Notwithstanding thee numerous errors we have already referred to, the omissions of the copyist still remain to be noticed; and this fault, of passing by what should be inserted, is undoubtedly the characteristic feature of this ancient MS. (p. 323 underlining added)
Examples are given at Mark 6:17, Mark 10:29, Mark 15:4, Luke 19:25, John 1:4, John 1:13 , John 3:34, John 4:3 (the last few were corrected by the original scribe in the margin).

Now in all these examples nothing can be plainer than that the transcriber of the Vatican codex accidentally, and by oversight, omitted to insert the words in question; and then, either discovered his error at the time, or else on reading through the MS. observed the deficiencies. In some cases half a verse is thus left out, and afterwards supplied in the margin, as at Acts xxiii. 28, where six words are wanting in the text, and afterwards added; —viz., κατήγαγον αὐτὸν εἰς τὸ συνέδριον αὐτῶν. (p. 323-324)
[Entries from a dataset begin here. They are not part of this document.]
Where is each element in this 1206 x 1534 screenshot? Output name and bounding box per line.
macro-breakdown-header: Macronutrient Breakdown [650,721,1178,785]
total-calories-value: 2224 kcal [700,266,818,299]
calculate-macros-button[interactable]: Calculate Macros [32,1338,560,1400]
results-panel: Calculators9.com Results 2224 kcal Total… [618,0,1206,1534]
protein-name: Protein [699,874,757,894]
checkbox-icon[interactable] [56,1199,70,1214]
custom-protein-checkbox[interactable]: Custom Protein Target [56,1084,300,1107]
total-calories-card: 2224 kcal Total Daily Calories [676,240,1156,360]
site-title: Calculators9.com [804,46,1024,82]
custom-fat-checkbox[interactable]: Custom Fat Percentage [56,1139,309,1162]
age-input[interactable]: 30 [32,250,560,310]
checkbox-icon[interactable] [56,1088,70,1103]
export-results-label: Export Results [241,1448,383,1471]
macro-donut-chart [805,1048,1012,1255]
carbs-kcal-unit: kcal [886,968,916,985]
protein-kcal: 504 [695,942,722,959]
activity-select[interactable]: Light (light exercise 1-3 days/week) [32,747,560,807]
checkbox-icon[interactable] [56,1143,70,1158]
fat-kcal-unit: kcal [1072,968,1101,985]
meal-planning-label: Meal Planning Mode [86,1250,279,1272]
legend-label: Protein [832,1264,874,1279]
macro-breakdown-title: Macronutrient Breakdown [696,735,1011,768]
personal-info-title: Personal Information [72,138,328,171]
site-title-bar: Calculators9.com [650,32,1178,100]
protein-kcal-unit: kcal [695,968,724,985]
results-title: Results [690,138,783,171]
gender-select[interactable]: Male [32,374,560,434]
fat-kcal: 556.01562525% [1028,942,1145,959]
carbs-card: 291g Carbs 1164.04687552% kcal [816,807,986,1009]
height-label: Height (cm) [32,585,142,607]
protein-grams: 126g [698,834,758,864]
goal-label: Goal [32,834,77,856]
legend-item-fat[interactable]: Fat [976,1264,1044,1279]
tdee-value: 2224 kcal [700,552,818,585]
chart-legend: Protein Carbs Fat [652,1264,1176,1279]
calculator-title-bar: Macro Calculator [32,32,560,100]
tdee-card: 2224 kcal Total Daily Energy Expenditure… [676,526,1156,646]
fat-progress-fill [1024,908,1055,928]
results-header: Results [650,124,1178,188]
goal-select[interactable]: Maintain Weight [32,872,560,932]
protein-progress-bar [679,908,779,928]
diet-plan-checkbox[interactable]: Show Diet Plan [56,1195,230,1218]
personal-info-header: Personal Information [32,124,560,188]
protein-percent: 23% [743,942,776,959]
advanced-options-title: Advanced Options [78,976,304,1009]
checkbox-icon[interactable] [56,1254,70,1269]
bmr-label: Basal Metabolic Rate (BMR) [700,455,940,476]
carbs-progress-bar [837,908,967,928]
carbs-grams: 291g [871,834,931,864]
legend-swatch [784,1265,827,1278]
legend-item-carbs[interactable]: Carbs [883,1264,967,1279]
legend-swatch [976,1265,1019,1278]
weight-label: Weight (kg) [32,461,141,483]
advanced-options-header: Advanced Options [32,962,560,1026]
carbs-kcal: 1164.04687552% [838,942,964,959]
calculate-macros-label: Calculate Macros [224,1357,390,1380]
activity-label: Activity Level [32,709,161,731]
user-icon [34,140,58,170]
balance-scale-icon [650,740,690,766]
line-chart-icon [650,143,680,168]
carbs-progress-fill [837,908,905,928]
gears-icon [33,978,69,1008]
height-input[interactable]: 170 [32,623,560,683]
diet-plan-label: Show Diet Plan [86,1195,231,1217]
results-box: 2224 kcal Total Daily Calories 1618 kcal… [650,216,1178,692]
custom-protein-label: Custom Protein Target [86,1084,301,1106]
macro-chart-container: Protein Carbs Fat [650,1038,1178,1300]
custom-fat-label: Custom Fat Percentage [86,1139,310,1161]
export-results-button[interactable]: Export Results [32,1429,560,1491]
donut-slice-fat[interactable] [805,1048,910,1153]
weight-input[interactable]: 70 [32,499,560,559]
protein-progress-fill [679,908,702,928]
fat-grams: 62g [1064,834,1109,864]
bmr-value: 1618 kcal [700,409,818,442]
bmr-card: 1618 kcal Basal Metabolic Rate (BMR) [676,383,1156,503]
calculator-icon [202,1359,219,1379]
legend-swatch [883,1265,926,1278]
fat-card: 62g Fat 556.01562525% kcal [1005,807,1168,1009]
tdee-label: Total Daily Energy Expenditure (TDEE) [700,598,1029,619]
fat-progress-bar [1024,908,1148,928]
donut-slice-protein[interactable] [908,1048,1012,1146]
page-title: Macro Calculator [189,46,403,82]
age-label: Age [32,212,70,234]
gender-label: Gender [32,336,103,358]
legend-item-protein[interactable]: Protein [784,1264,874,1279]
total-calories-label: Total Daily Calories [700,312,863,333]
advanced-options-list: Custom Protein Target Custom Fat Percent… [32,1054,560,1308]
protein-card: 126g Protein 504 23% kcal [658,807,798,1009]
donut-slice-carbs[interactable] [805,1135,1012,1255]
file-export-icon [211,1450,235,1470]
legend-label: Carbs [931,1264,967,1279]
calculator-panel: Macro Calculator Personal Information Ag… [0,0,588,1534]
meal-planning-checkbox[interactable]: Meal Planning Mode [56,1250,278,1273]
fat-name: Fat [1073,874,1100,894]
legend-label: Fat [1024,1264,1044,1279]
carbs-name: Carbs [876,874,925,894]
Let us stop for a minute. Are you getting the picture ? We have a blunderama scribe working on the Vaticanus NT. And yes, discussing the omissions ... the scribe would catch some of the blunders and place the real Bible text in the margin. Yet what does that tell you about the hundreds of other places of minority and ultra-minority abbreviated text ? Simple logic says that the scribe's proclivity for missing text, by lack of skill, or homoeoteleuton, or rushing, or any one of a number of possibilities, also was in play for a great many of those dozens to hundreds of other omissions. So if there are weak omissions, and there are hundreds to thousands overall, many very significant .. the exemplar of the scribe can only take some of the blame. The Vaticanus scribe caused much of the problem.

This is important, deep, fundamental to understanding why the modern versions have their corrupt, abbreviated text.

Let's take a break for a bit, and I hope we are all learning from the history and the study.

Psalm 119:140
Thy word is very pure:
therefore thy servant loveth it.

Shalom,
Steven Avery 


___________________________________

Hats off to Steven for digging out this early material.